Le journal de Frank De Winne - Jeudi 24 septembre 2009

Le vaisseau HTV 1 a été installé sur la station au moyen du bras robotique Canadarm 2

Le vaisseau inhabité H-II Transfer Vehicle (HTV 1) que le Japon a lancé vers l’ISS est arrivé jeudi dernier à destination. Avec Robert Thirsk, j’ai aidé ma collègue Nicole Stott à guider le cargo de l’espace au moyen du bras télémanipulateur de l’ISS, puis à l’arrimer sur le module Harmony.

Ensuite, Thirsk et moi-même nous avons veillé aux préparatifs pour l’entrée de l’équipage dans le HTV. J’ai aussi aidé au déchargement du vaisseau japonais et transporté du matériel dans la station. Je vais utiliser le bras robotique japonais pour déplacer une plate-forme externe du HTV 1 et l’installer sur une structure à l’extérieur du laboratoire Kibo que le Japon a réalisé pour l’ISS.

En plein travail dans le module Destiny lors de l’approche finale du vaisseau japonais de transport

J’ai procédé à une démonstration d’une nouvelle technologie baptisée WEAR (WEarable Augmented Reality). On peut certifier que cette expérience mise au point par la société Space Applications Systems de Zaventem offre de fascinantes possibilités. WEAR consiste en un casque qui place un système vidéo, partiellement transparent, devant les yeux.

Le système comporte une lunette monoculaire et deux caméras. Sur un œil, on peut voir l’affichage des données, images et textes. De l’autre, on a la vision du monde réel. Ce dispositif « mains libres », connecté à un ordinateur ultra-portable, est contrôlé par la voix. Ainsi nous avons une vue simultanée des activités réelles en cours et des informations virtuelles concernant leur déroulement grâce à la video, les images et le texte. Dès lors, WEAR nous permet dans l’espace de suivre les procédures et d’employer un manuel d’utilisation tout en ayant les mains libres. Cet outil est extrêmement pratique lorsqu’on doit manipuler des équipements compliqués.

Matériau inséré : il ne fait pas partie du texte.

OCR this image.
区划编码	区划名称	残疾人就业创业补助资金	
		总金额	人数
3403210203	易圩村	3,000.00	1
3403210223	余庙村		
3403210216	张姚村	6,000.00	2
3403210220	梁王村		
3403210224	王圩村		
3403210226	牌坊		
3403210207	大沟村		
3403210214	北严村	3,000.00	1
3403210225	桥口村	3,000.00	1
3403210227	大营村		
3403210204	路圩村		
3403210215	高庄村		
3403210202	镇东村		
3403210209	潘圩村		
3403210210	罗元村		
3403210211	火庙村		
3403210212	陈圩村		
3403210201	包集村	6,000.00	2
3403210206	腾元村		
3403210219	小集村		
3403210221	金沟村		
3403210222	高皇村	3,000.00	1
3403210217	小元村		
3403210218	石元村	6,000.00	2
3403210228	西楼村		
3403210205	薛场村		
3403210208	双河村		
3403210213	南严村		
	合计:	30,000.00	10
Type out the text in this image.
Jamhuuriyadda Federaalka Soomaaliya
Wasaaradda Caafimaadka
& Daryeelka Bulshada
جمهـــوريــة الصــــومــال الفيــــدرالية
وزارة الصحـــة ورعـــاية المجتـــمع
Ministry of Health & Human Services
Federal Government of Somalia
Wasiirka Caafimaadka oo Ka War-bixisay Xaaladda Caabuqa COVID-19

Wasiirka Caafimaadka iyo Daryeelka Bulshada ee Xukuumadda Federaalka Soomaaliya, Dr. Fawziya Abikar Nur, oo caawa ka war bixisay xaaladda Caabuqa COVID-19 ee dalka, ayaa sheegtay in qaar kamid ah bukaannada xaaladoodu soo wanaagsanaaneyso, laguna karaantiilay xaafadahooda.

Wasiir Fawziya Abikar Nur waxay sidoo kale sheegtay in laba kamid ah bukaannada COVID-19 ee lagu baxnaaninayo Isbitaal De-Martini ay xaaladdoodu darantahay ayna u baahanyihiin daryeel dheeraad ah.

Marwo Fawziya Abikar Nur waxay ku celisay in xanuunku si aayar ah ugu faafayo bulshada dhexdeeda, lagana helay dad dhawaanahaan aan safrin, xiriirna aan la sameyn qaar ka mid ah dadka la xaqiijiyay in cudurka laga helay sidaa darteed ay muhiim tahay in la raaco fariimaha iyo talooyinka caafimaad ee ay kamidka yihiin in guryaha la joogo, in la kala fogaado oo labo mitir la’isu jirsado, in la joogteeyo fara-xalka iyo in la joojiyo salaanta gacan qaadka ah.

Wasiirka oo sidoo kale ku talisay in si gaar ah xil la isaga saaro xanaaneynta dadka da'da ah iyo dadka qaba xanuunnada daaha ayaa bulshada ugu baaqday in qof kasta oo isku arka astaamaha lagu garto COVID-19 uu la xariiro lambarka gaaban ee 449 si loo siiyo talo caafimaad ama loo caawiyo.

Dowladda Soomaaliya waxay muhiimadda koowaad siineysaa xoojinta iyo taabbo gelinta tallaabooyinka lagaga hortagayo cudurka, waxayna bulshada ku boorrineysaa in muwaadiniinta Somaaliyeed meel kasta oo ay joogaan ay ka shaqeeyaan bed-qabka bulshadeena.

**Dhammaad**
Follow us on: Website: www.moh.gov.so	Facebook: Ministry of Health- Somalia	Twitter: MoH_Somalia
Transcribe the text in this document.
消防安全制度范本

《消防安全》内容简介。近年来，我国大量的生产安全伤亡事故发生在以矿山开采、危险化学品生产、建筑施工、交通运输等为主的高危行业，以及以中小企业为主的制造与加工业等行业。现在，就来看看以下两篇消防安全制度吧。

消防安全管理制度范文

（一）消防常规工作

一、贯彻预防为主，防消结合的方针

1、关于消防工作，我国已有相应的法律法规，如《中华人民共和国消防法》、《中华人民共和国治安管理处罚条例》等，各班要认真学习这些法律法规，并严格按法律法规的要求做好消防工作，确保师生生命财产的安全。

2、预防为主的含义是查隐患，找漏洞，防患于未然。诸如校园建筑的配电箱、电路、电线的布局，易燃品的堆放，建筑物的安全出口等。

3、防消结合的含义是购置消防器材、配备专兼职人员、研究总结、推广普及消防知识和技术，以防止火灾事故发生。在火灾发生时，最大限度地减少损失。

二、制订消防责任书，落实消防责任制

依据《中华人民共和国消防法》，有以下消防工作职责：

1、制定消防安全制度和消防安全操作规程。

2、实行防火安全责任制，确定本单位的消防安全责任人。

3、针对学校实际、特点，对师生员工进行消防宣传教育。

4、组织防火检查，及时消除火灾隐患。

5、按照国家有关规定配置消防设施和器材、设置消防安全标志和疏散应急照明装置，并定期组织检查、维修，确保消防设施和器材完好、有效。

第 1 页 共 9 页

On me voit en train de tester WEAR sur terre avant mon vol spatial en compagnie de mon collègue néerlandais André Kuipers

Des senseurs, associés à un logiciel de reconnaissance d’objets, font que le WEAR détermine la position et l’orientation exactes de l’astronaute, lui permet de suivre la bonne procédure et d’obtenir les informations dans un contexte donné.

WEAR présente d’autres possibilités qui sont l’enregistrement vidéo, la prise de données audio et la lecture visuelle de codes barres.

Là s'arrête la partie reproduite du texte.